Some Straight Lines Aren’t Actually Straight
Depending on your car and its grip, there may be some sections that have a line of cones to navigate, but no significant changes of direction. Lots of these cones don’t matter. With smoothness and the fortitude of your reproductive organs, some of those sections can be traversed with your right foot flat on the floor.
Some Corners Aren’t Actually Corners at All
Some sections may appear to have a bunch of gates that you need to deal with. Do you really? Maybe not. Some sections may just be well-disguised sweepers. Much like those sections that suck, set the car up on the edge of adhesion so you end up where you need to be for the next section.
There Aren’t Enough O’s in “Smooth”
Each of your tires has a finite amount of grip.
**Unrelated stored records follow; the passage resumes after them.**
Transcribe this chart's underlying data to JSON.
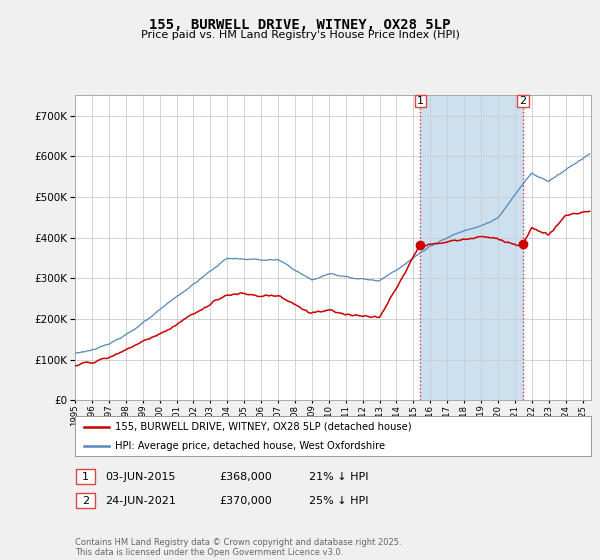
{
  "title": "155, BURWELL DRIVE, WITNEY, OX28 5LP",
  "subtitle": "Price paid vs. HM Land Registry's House Price Index (HPI)",
  "ytick_values": [
    0,
    100000,
    200000,
    300000,
    400000,
    500000,
    600000,
    700000
  ],
  "ylim": [
    0,
    750000
  ],
  "legend_line1": "155, BURWELL DRIVE, WITNEY, OX28 5LP (detached house)",
  "legend_line2": "HPI: Average price, detached house, West Oxfordshire",
  "transaction1_label": "1",
  "transaction1_date": "03-JUN-2015",
  "transaction1_price": "£368,000",
  "transaction1_hpi": "21% ↓ HPI",
  "transaction1_year": 2015.42,
  "transaction1_value": 368000,
  "transaction2_label": "2",
  "transaction2_date": "24-JUN-2021",
  "transaction2_price": "£370,000",
  "transaction2_hpi": "25% ↓ HPI",
  "transaction2_year": 2021.48,
  "transaction2_value": 370000,
  "footer": "Contains HM Land Registry data © Crown copyright and database right 2025.\nThis data is licensed under the Open Government Licence v3.0.",
  "line_color_red": "#cc0000",
  "line_color_blue": "#5588bb",
  "fill_color_blue": "#ddeeff",
  "background_color": "#f0f0f0",
  "plot_bg_color": "#ffffff",
  "grid_color": "#cccccc",
  "vline_color": "#dd4444",
  "shade_color": "#cce0f0",
  "xmin": 1995,
  "xmax": 2025.5
}
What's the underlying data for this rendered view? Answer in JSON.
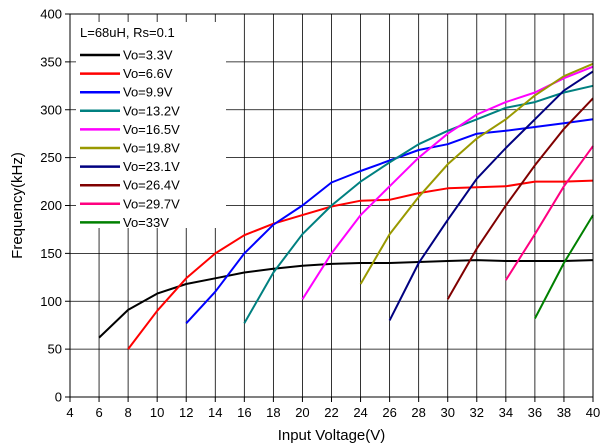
{
  "chart_data": {
    "type": "line",
    "title": "",
    "xlabel": "Input Voltage(V)",
    "ylabel": "Frequency(kHz)",
    "xlim": [
      4,
      40
    ],
    "ylim": [
      0,
      400
    ],
    "xticks": [
      4,
      6,
      8,
      10,
      12,
      14,
      16,
      18,
      20,
      22,
      24,
      26,
      28,
      30,
      32,
      34,
      36,
      38,
      40
    ],
    "yticks": [
      0,
      50,
      100,
      150,
      200,
      250,
      300,
      350,
      400
    ],
    "grid": true,
    "legend_position": "top-left",
    "legend_header": "L=68uH, Rs=0.1",
    "series": [
      {
        "name": "Vo=3.3V",
        "color": "#000000",
        "x": [
          6,
          8,
          10,
          12,
          14,
          16,
          18,
          20,
          22,
          24,
          26,
          28,
          30,
          32,
          34,
          36,
          38,
          40
        ],
        "y": [
          62,
          91,
          108,
          118,
          124,
          130,
          134,
          137,
          139,
          140,
          140,
          141,
          142,
          143,
          142,
          142,
          142,
          143
        ]
      },
      {
        "name": "Vo=6.6V",
        "color": "#ff0000",
        "x": [
          8,
          10,
          12,
          14,
          16,
          18,
          20,
          22,
          24,
          26,
          28,
          30,
          32,
          34,
          36,
          38,
          40
        ],
        "y": [
          50,
          90,
          124,
          150,
          169,
          181,
          190,
          199,
          205,
          206,
          213,
          218,
          219,
          220,
          225,
          225,
          226
        ]
      },
      {
        "name": "Vo=9.9V",
        "color": "#0000ff",
        "x": [
          12,
          14,
          16,
          18,
          20,
          22,
          24,
          26,
          28,
          30,
          32,
          34,
          36,
          38,
          40
        ],
        "y": [
          77,
          110,
          150,
          180,
          200,
          224,
          236,
          247,
          258,
          264,
          275,
          278,
          282,
          286,
          290
        ]
      },
      {
        "name": "Vo=13.2V",
        "color": "#008080",
        "x": [
          16,
          18,
          20,
          22,
          24,
          26,
          28,
          30,
          32,
          34,
          36,
          38,
          40
        ],
        "y": [
          77,
          130,
          170,
          200,
          225,
          245,
          264,
          278,
          290,
          302,
          308,
          318,
          325
        ]
      },
      {
        "name": "Vo=16.5V",
        "color": "#ff00ff",
        "x": [
          20,
          22,
          24,
          26,
          28,
          30,
          32,
          34,
          36,
          38,
          40
        ],
        "y": [
          102,
          150,
          190,
          220,
          250,
          275,
          295,
          308,
          318,
          333,
          345
        ]
      },
      {
        "name": "Vo=19.8V",
        "color": "#999900",
        "x": [
          24,
          26,
          28,
          30,
          32,
          34,
          36,
          38,
          40
        ],
        "y": [
          118,
          170,
          209,
          243,
          270,
          290,
          315,
          335,
          348
        ]
      },
      {
        "name": "Vo=23.1V",
        "color": "#000080",
        "x": [
          26,
          28,
          30,
          32,
          34,
          36,
          38,
          40
        ],
        "y": [
          80,
          140,
          185,
          228,
          260,
          290,
          320,
          340
        ]
      },
      {
        "name": "Vo=26.4V",
        "color": "#800000",
        "x": [
          30,
          32,
          34,
          36,
          38,
          40
        ],
        "y": [
          102,
          155,
          200,
          242,
          280,
          312
        ]
      },
      {
        "name": "Vo=29.7V",
        "color": "#ff0080",
        "x": [
          34,
          36,
          38,
          40
        ],
        "y": [
          122,
          170,
          220,
          262
        ]
      },
      {
        "name": "Vo=33V",
        "color": "#008000",
        "x": [
          36,
          38,
          40
        ],
        "y": [
          82,
          140,
          190
        ]
      }
    ]
  }
}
It can be used to speed up, slow down, or turn. You’ll start sliding when the available grip in any direction is exceeded. The smoother you can be at each transition, the more grip you’ll have to work with.

Photo: Jon vanWoerden
Take a Ride
Unless instructors are running for points, most will happily give you a ride, talk about the course, and explain what they are doing and why. Take advantage of it, especially if their car is similar to your own.
Give a Ride
If your car is doing funky stuff and you can’t figure it out, let the instructor drive it.
Speed and Distance Don’t Matter
Time does. So, fiddle with what isn’t being measured to prioritize what is: your time. Sometimes you’ll need to go a little farther to keep your speed up. Other times, you’ll need to give up some speed to take the shorter distance.
You Are Not Michelle Yeoh, Jamie Lee Curtis, or Ke Huy Kwan
As a result, you can’t do everything, everywhere, all at once. So, pick one thing, one skill, or one section and work on it until you’re better, then move on.
Get a Balaclava
You know, a fireproof head sock. The chances you need fire protection at an autocross are about zero, but that’s not why a lot of instructors wear them. Allow me to be uncharacteristically polite: your helmet will otherwise end up smelling like an Alabama outhouse in August. You can wash the balaclava. The helmet? Not so much.
You will be a better, safer driver when you’re done, but that’s not the real reason to go (even if that’s what you tell your family). You’re really going to go to hang with like-minded loonies. Some of them will even like kombucha.